I knock on his hatchway, but nobody's home. Out of idle irritation as much as anything, I press my right thumb to the lock plate, an opalescent rectangle of black gel polymer that looks like a mood ring and feels like skin. My tongue clicks against the roof of my mouth when I hear the lock disengage. “Well, how about that.” I wonder if Gabe decided to set me up, or if Richard's taking pity on me, and then I undog the hatch, enter the room, and close it behind me.
Gabe's bunk is made tight and military until I sit down on it and pry my boots off by pressing my toes into the crease above the heel. It smells like him, though: faint musk of his skin, deodorant soap, toothpaste. We've been here almost a week.
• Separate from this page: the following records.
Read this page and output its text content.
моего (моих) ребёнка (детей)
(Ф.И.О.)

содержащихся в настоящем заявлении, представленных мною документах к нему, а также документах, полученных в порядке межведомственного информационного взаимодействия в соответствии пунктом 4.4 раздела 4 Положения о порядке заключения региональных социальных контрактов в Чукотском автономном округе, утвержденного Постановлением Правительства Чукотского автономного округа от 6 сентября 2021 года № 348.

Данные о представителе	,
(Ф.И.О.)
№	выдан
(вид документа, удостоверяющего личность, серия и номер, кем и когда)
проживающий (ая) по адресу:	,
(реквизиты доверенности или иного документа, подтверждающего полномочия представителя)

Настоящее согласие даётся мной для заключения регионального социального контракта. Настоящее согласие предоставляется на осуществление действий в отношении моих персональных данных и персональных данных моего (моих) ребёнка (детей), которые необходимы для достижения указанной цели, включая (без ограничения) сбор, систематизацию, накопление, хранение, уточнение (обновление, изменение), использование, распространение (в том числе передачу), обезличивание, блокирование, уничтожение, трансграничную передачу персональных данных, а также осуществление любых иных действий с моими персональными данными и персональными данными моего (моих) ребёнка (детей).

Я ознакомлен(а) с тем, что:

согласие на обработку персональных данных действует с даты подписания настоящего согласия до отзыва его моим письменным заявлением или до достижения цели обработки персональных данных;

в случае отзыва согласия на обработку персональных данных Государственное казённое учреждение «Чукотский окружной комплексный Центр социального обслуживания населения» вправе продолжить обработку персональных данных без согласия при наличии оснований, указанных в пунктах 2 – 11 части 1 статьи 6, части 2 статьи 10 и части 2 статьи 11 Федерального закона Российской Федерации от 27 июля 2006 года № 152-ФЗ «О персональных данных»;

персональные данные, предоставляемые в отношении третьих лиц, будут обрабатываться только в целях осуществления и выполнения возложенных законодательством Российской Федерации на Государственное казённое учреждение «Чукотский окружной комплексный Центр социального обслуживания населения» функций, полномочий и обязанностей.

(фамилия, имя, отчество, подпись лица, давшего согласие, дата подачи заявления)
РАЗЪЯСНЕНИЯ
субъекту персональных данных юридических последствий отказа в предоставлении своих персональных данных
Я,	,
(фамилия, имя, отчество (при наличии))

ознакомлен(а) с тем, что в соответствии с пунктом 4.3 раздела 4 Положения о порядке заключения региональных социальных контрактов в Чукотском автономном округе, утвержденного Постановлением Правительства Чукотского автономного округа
I wonder if, back in Toronto, Elspeth's doing the same damned thing I am.
Probably not. She's like a machine, all brilliant edges and devious twists. Slicker than a greased snake, Grandpère would say. And twice as sharp as its teeth. I can't really think of her as a rival, even. We're all, as she told me back on Earth, grown-ups here.
I get through the shakes and the chills wrapped around Gabe's pillow. I'd have to go back to my room for the itty-bitty yellow pills. So harmless. So friendly looking. I've got the self-control to stop myself before I get out the door. If I were alone in my quarters, it might be different.
Gabe's eyes go wide when he opens the door. “Jenny. How'd you get in here?” And then he sees my bloodless face, the way my metal hand strains the fabric on his blanket. He crosses without another stupid, pointless word and pulls me into an embrace.
“You set the lock up for me.”
“Of course I did,” he lies, so I know—Richard. And the listening devices, I hope, don't.
“Hammer?”
“Obvious?”
“We did this once,” he reminds me. And we did. It should have been harder, then. I had more pain. A full-blown addiction. A carcass that felt stuffed full of broken glass. He wraps my shoulders in his big gentle arms and I read muscle under a comfortable layer of fluff. A bear, I used to call him, and he gets more bearlike with every year gone by.
I was a hell of a lot younger the last time.
“Mon ange,” I say into his neck. “It hurts.”
“We're going home in a couple of days,” he answers. “Hang on, Jenny. Hang on.”
He doesn't say what I know: that even on Earth, there will be the drugs, the tests, the training. And it's kids like Leah and Patricia Valens I'm going to be — I hope — teaching things that will get them out of this meat-grinder alive.